Re: [PATCH v1 0/6] x86/resctrl: Avoid searching tasklist during mongrp_reparent

From: Reinette Chatre
Date: Sun Apr 07 2024 - 15:13:23 EST


Hi Peter,

On 4/5/2024 2:30 PM, Peter Newman wrote:
> Hi Reinette,
>
> On Thu, Apr 4, 2024 at 4:09 PM Reinette Chatre
> <reinette.chatre@xxxxxxxxx> wrote:
>> On 3/25/2024 10:27 AM, Peter Newman wrote:
>>> I've been working with users of the recently-added mongroup rename
>>> operation[1] who have observed the impact of back-to-back operations on
>>> latency-sensitive, thread pool-based services. Because changing a
>>> resctrl group's CLOSID (or RMID) requires all task_structs in the system
>>> to be inspected with the tasklist_lock read-locked, a series of move
>>> operations can block out thread creation for long periods of time, as
>>> creating threads needs to write-lock the tasklist_lock.
>>
>> Could you please give some insight into the delays experienced? "long
>> periods of time" mean different things to different people and this
>> series seems to get more ominous as is progresses with the cover letter
>> starting with "long periods of time" and by the time the final patch
>> appears it has become "disastrous".
>
> There was an incident where 99.999p tail latencies of a service
> increased from 100 milliseconds to over 2 seconds when the container
> manager switched from our legacy downstream CLOSID-reuse technique[1]
> to mongrp_rename().
>
> A more focused study benchmarked creating 128 threads with
> pthread_create() on a production host found that moving mongroups
> unrelated to any of the benchmark threads increased the completion cpu
> time from 30ms to 183ms. Profiling the contention on the tasklist_lock
> showed that the average contention time on the tasklist_lock was about
> 70ms when mongroup move operations were taking place.
>
> It's difficult for me to access real production workloads, but I
> estimated a crude figure by measuring the task time of "wc -l
> /sys/fs/resctrl" with perf stat on a relatively idle Intel(R) Xeon(R)
> Platinum 8273CL CPU @ 2.20GHz. As I increased the thread count, it
> converged to a line where every additional 1000 threads added about 1
> millisecond.

Thank you very much for capturing this. Could you please include this in
next posting? This data motivates this work significantly more than
terms that are not measurable.

> Incorporating kernfs_rename() into the solution for changing a group's
> class of service also contributes a lot of overhead (about 90% of a
> mongroup rename seems to be spent here), but the global impact is far
> less than that of the tasklist_lock contention.

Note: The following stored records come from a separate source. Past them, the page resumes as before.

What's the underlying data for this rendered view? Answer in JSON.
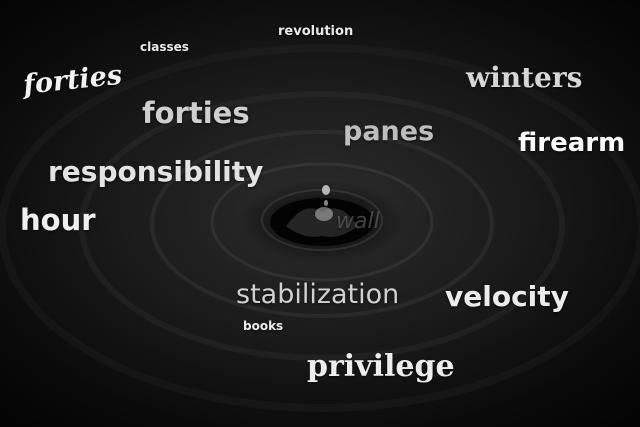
{
  "scene": {
    "description_icon": "water-ripple-drop-icon"
  },
  "words": {
    "revolution": "revolution",
    "classes": "classes",
    "forties_script": "forties",
    "forties": "forties",
    "winters": "winters",
    "panes": "panes",
    "firearm": "firearm",
    "responsibility": "responsibility",
    "hour": "hour",
    "wall": "wall",
    "stabilization": "stabilization",
    "velocity": "velocity",
    "books": "books",
    "privilege": "privilege"
  }
}
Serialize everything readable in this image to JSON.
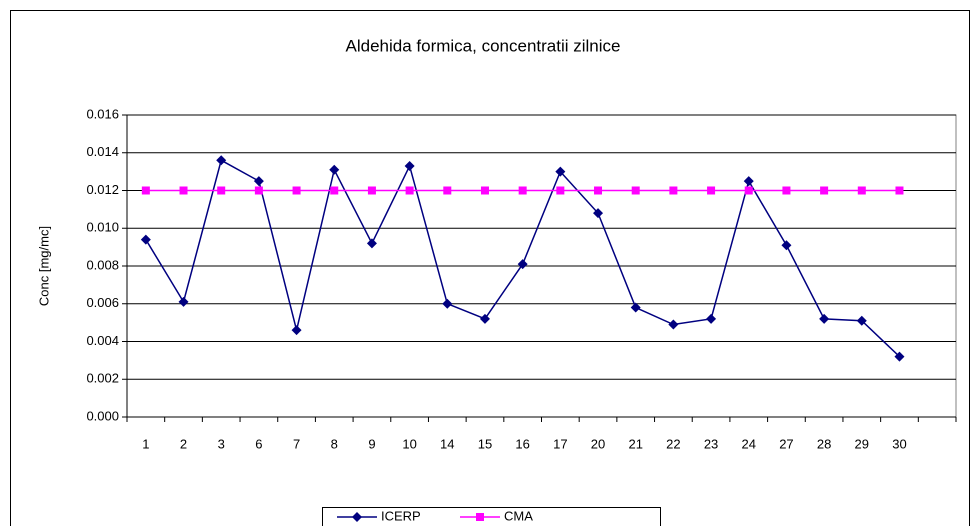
{
  "chart_data": {
    "type": "line",
    "title": "Aldehida formica, concentratii zilnice",
    "y_label": "Conc [mg/mc]",
    "categories": [
      "1",
      "2",
      "3",
      "6",
      "7",
      "8",
      "9",
      "10",
      "14",
      "15",
      "16",
      "17",
      "20",
      "21",
      "22",
      "23",
      "24",
      "27",
      "28",
      "29",
      "30",
      null
    ],
    "series": [
      {
        "name": "ICERP",
        "color": "#000080",
        "marker": "diamond",
        "values": [
          0.0094,
          0.0061,
          0.0136,
          0.0125,
          0.0046,
          0.0131,
          0.0092,
          0.0133,
          0.006,
          0.0052,
          0.0081,
          0.013,
          0.0108,
          0.0058,
          0.0049,
          0.0052,
          0.0125,
          0.0091,
          0.0052,
          0.0051,
          0.0032,
          null
        ]
      },
      {
        "name": "CMA",
        "color": "#ff00ff",
        "marker": "square",
        "values": [
          0.012,
          0.012,
          0.012,
          0.012,
          0.012,
          0.012,
          0.012,
          0.012,
          0.012,
          0.012,
          0.012,
          0.012,
          0.012,
          0.012,
          0.012,
          0.012,
          0.012,
          0.012,
          0.012,
          0.012,
          0.012,
          null
        ]
      }
    ],
    "ylim": [
      0,
      0.016
    ],
    "yticks": [
      {
        "value": 0,
        "label": "0.000"
      },
      {
        "value": 0.002,
        "label": "0.002"
      },
      {
        "value": 0.004,
        "label": "0.004"
      },
      {
        "value": 0.006,
        "label": "0.006"
      },
      {
        "value": 0.008,
        "label": "0.008"
      },
      {
        "value": 0.01,
        "label": "0.010"
      },
      {
        "value": 0.012,
        "label": "0.012"
      },
      {
        "value": 0.014,
        "label": "0.014"
      },
      {
        "value": 0.016,
        "label": "0.016"
      }
    ],
    "grid": true,
    "legend": "bottom"
  }
}
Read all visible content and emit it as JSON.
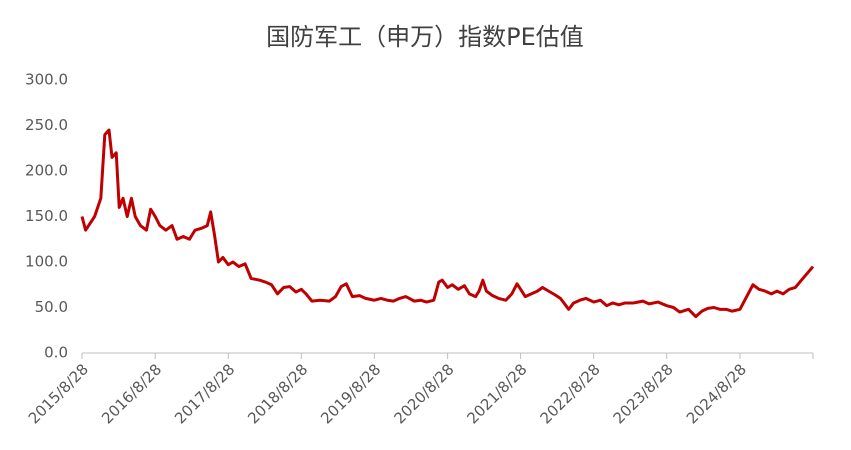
{
  "chart_data": {
    "type": "line",
    "title": "国防军工（申万）指数PE估值",
    "color": "#c00000",
    "x": [
      "2015/8/28",
      "2015/9/15",
      "2015/10/30",
      "2015/11/30",
      "2015/12/20",
      "2016/1/10",
      "2016/1/25",
      "2016/2/15",
      "2016/3/1",
      "2016/3/20",
      "2016/4/10",
      "2016/5/1",
      "2016/5/20",
      "2016/6/15",
      "2016/7/15",
      "2016/8/5",
      "2016/8/28",
      "2016/9/20",
      "2016/10/20",
      "2016/11/20",
      "2016/12/15",
      "2017/1/15",
      "2017/2/15",
      "2017/3/15",
      "2017/4/15",
      "2017/5/15",
      "2017/6/1",
      "2017/6/20",
      "2017/7/10",
      "2017/8/1",
      "2017/8/28",
      "2017/9/20",
      "2017/10/20",
      "2017/11/20",
      "2017/12/20",
      "2018/2/1",
      "2018/3/1",
      "2018/4/1",
      "2018/5/1",
      "2018/6/1",
      "2018/7/1",
      "2018/8/1",
      "2018/8/28",
      "2018/9/20",
      "2018/10/20",
      "2018/12/1",
      "2019/1/15",
      "2019/2/15",
      "2019/3/15",
      "2019/4/10",
      "2019/5/10",
      "2019/6/15",
      "2019/7/15",
      "2019/8/28",
      "2019/9/30",
      "2019/11/1",
      "2019/12/1",
      "2020/1/1",
      "2020/2/1",
      "2020/3/15",
      "2020/4/15",
      "2020/5/15",
      "2020/6/20",
      "2020/7/15",
      "2020/8/1",
      "2020/8/28",
      "2020/9/20",
      "2020/10/20",
      "2020/11/20",
      "2020/12/15",
      "2021/1/15",
      "2021/2/1",
      "2021/2/20",
      "2021/3/10",
      "2021/4/10",
      "2021/5/10",
      "2021/6/15",
      "2021/7/15",
      "2021/8/10",
      "2021/8/28",
      "2021/9/20",
      "2021/10/20",
      "2021/11/20",
      "2021/12/15",
      "2022/1/15",
      "2022/2/15",
      "2022/3/15",
      "2022/4/25",
      "2022/5/20",
      "2022/6/20",
      "2022/7/20",
      "2022/8/28",
      "2022/10/1",
      "2022/11/1",
      "2022/12/1",
      "2023/1/1",
      "2023/2/1",
      "2023/3/15",
      "2023/5/1",
      "2023/6/1",
      "2023/7/15",
      "2023/8/28",
      "2023/10/1",
      "2023/11/1",
      "2023/12/15",
      "2024/1/20",
      "2024/2/20",
      "2024/3/20",
      "2024/4/20",
      "2024/5/20",
      "2024/6/20",
      "2024/7/20",
      "2024/8/28",
      "2024/10/8",
      "2024/11/1",
      "2024/12/1",
      "2025/1/1",
      "2025/2/1",
      "2025/3/1",
      "2025/4/1",
      "2025/5/1",
      "2025/6/1",
      "2025/7/1",
      "2025/8/1",
      "2025/8/28"
    ],
    "values": [
      150,
      135,
      150,
      170,
      240,
      245,
      215,
      220,
      160,
      170,
      150,
      170,
      150,
      140,
      135,
      158,
      150,
      140,
      135,
      140,
      125,
      128,
      125,
      135,
      137,
      140,
      155,
      130,
      100,
      105,
      97,
      100,
      95,
      98,
      82,
      80,
      78,
      75,
      65,
      72,
      73,
      67,
      70,
      65,
      57,
      58,
      57,
      62,
      73,
      76,
      62,
      63,
      60,
      58,
      60,
      58,
      57,
      60,
      62,
      57,
      58,
      56,
      58,
      78,
      80,
      72,
      75,
      70,
      74,
      65,
      62,
      68,
      80,
      68,
      63,
      60,
      58,
      65,
      76,
      70,
      62,
      65,
      68,
      72,
      68,
      64,
      60,
      48,
      55,
      58,
      60,
      56,
      58,
      52,
      55,
      53,
      55,
      55,
      57,
      54,
      56,
      52,
      50,
      45,
      48,
      40,
      46,
      49,
      50,
      48,
      48,
      46,
      48,
      65,
      75,
      70,
      68,
      65,
      68,
      65,
      70,
      72,
      80,
      88,
      95
    ],
    "xlim": [
      "2015/8/28",
      "2025/8/28"
    ],
    "xticks": [
      "2015/8/28",
      "2016/8/28",
      "2017/8/28",
      "2018/8/28",
      "2019/8/28",
      "2020/8/28",
      "2021/8/28",
      "2022/8/28",
      "2023/8/28",
      "2024/8/28"
    ],
    "ylim": [
      0,
      300
    ],
    "yticks": [
      {
        "value": 0,
        "label": "0.0"
      },
      {
        "value": 50,
        "label": "50.0"
      },
      {
        "value": 100,
        "label": "100.0"
      },
      {
        "value": 150,
        "label": "150.0"
      },
      {
        "value": 200,
        "label": "200.0"
      },
      {
        "value": 250,
        "label": "250.0"
      },
      {
        "value": 300,
        "label": "300.0"
      }
    ],
    "grid": false
  }
}
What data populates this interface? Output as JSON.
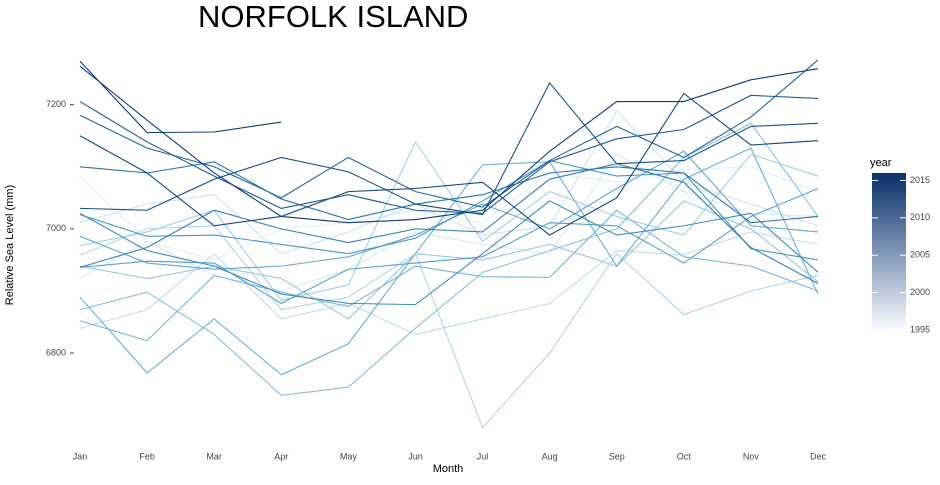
{
  "chart_data": {
    "type": "line",
    "title": "NORFOLK ISLAND",
    "x_label": "Month",
    "y_label": "Relative Sea Level (mm)",
    "categories": [
      "Jan",
      "Feb",
      "Mar",
      "Apr",
      "May",
      "Jun",
      "Jul",
      "Aug",
      "Sep",
      "Oct",
      "Nov",
      "Dec"
    ],
    "ylim": [
      6660,
      7280
    ],
    "yticks": [
      6800,
      7000,
      7200
    ],
    "grid": false,
    "colorbar": {
      "title": "year",
      "lim": [
        1995,
        2016
      ],
      "ticks": [
        1995,
        2000,
        2005,
        2010,
        2015
      ],
      "colors": [
        "#f7fbff",
        "#08306b"
      ]
    },
    "series": [
      {
        "color": "#e2eef8",
        "values": [
          7085,
          6980,
          6950,
          7000,
          7010,
          7030,
          7010,
          7090,
          7075,
          7095,
          7100,
          7060
        ]
      },
      {
        "color": "#d8e8f5",
        "values": [
          6920,
          6980,
          6925,
          6900,
          6935,
          6995,
          6975,
          6960,
          7120,
          7060,
          7025,
          7020
        ]
      },
      {
        "color": "#cce2f2",
        "values": [
          7010,
          7040,
          7055,
          6960,
          6995,
          7040,
          6990,
          7005,
          7190,
          7075,
          7040,
          7005
        ]
      },
      {
        "color": "#c0dbee",
        "values": [
          6840,
          6870,
          6960,
          6855,
          6880,
          6830,
          6855,
          6880,
          6965,
          6958,
          6995,
          6975
        ]
      },
      {
        "color": "#b3d4ea",
        "values": [
          6958,
          7000,
          7005,
          6870,
          6890,
          6960,
          6680,
          6800,
          6960,
          6862,
          6900,
          6925
        ]
      },
      {
        "color": "#a1cee3",
        "values": [
          6973,
          6995,
          7030,
          6885,
          6910,
          7140,
          6980,
          7060,
          7020,
          6990,
          7120,
          7085
        ]
      },
      {
        "color": "#94c7e0",
        "values": [
          6940,
          6920,
          6940,
          6920,
          6855,
          6960,
          6950,
          6975,
          6940,
          7045,
          7000,
          6915
        ]
      },
      {
        "color": "#86bfdc",
        "values": [
          6870,
          6898,
          6830,
          6732,
          6745,
          6840,
          6930,
          6965,
          7000,
          7115,
          7170,
          7020
        ]
      },
      {
        "color": "#79b8da",
        "values": [
          6852,
          6820,
          6925,
          6898,
          6875,
          6940,
          6923,
          6922,
          7030,
          6955,
          6940,
          6900
        ]
      },
      {
        "color": "#6cb0d6",
        "values": [
          6890,
          6768,
          6855,
          6765,
          6815,
          6960,
          7103,
          7108,
          6940,
          7080,
          7130,
          6895
        ]
      },
      {
        "color": "#60a8d2",
        "values": [
          6988,
          6945,
          6935,
          6940,
          6955,
          6990,
          7040,
          7000,
          7065,
          7125,
          7005,
          6995
        ]
      },
      {
        "color": "#54a0cd",
        "values": [
          6938,
          6948,
          6945,
          6880,
          6935,
          6945,
          6955,
          7010,
          7005,
          6945,
          7020,
          7065
        ]
      },
      {
        "color": "#4896c8",
        "values": [
          7023,
          6988,
          6990,
          6975,
          6960,
          6985,
          7045,
          7110,
          7085,
          7090,
          6968,
          6950
        ]
      },
      {
        "color": "#3d8bc2",
        "values": [
          7025,
          6965,
          6940,
          6895,
          6880,
          6878,
          6960,
          7045,
          6990,
          7005,
          7025,
          6930
        ]
      },
      {
        "color": "#3480bb",
        "values": [
          6938,
          6970,
          7030,
          7000,
          6978,
          7000,
          6995,
          7080,
          7105,
          7075,
          6970,
          6912
        ]
      },
      {
        "color": "#2c72b0",
        "values": [
          7100,
          7090,
          7108,
          7048,
          7015,
          7040,
          7055,
          7090,
          7100,
          7090,
          7010,
          7020
        ]
      },
      {
        "color": "#2265a3",
        "values": [
          7183,
          7130,
          7100,
          7050,
          7115,
          7060,
          7035,
          7110,
          7165,
          7115,
          7180,
          7272
        ]
      },
      {
        "color": "#1c5a99",
        "values": [
          7205,
          7140,
          7085,
          7033,
          7055,
          7030,
          7025,
          7108,
          7145,
          7160,
          7215,
          7210
        ]
      },
      {
        "color": "#155190",
        "values": [
          7033,
          7030,
          7080,
          7115,
          7092,
          7040,
          7023,
          7235,
          7105,
          7110,
          7165,
          7170
        ]
      },
      {
        "color": "#114584",
        "values": [
          7150,
          7090,
          7005,
          7020,
          7060,
          7065,
          7075,
          6990,
          7050,
          7218,
          7135,
          7142
        ]
      },
      {
        "color": "#0c3c7d",
        "values": [
          7262,
          7175,
          7090,
          7020,
          7010,
          7015,
          7030,
          7125,
          7205,
          7205,
          7240,
          7258
        ]
      },
      {
        "color": "#0b3a7a",
        "values": [
          7270,
          7155,
          7156,
          7172,
          null,
          null,
          null,
          null,
          null,
          null,
          null,
          null
        ]
      }
    ]
  }
}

Is the kernfs_rename() overhead in an acceptable range?

>>> context switch. Updating a group's ID then only requires the current
>>> task to be switched back in on all CPUs. On server hosts with very large
>>> thread counts, this is much less disruptive than making thread creation
>>> globally unavailable. However, this is less desirable on CPU-isolated,
>>> realtime workloads, so I am interested in suggestions on how to reach a
>>> compromise for the two use cases.
>>
>> As I understand this only impacts moving a monitor group? To me this sounds
>> like a user space triggered event associated with a particular use case that
>> may not be relevant to the workloads that you refer to. I think this could be
>> something that can be documented for users with this type of workloads.
>> (please see patch #6)
>
> All of the existing rmdir cases seem to have the same problem, but
> they must not be used frequently enough for any concerns to be raised.
>
> It seems that it's routine for the workload of hosts to be increased
> until memory bandwidth saturation, so applying and unapplying
> allocation restrictions happens rather frequently.

Thank you.

Reinette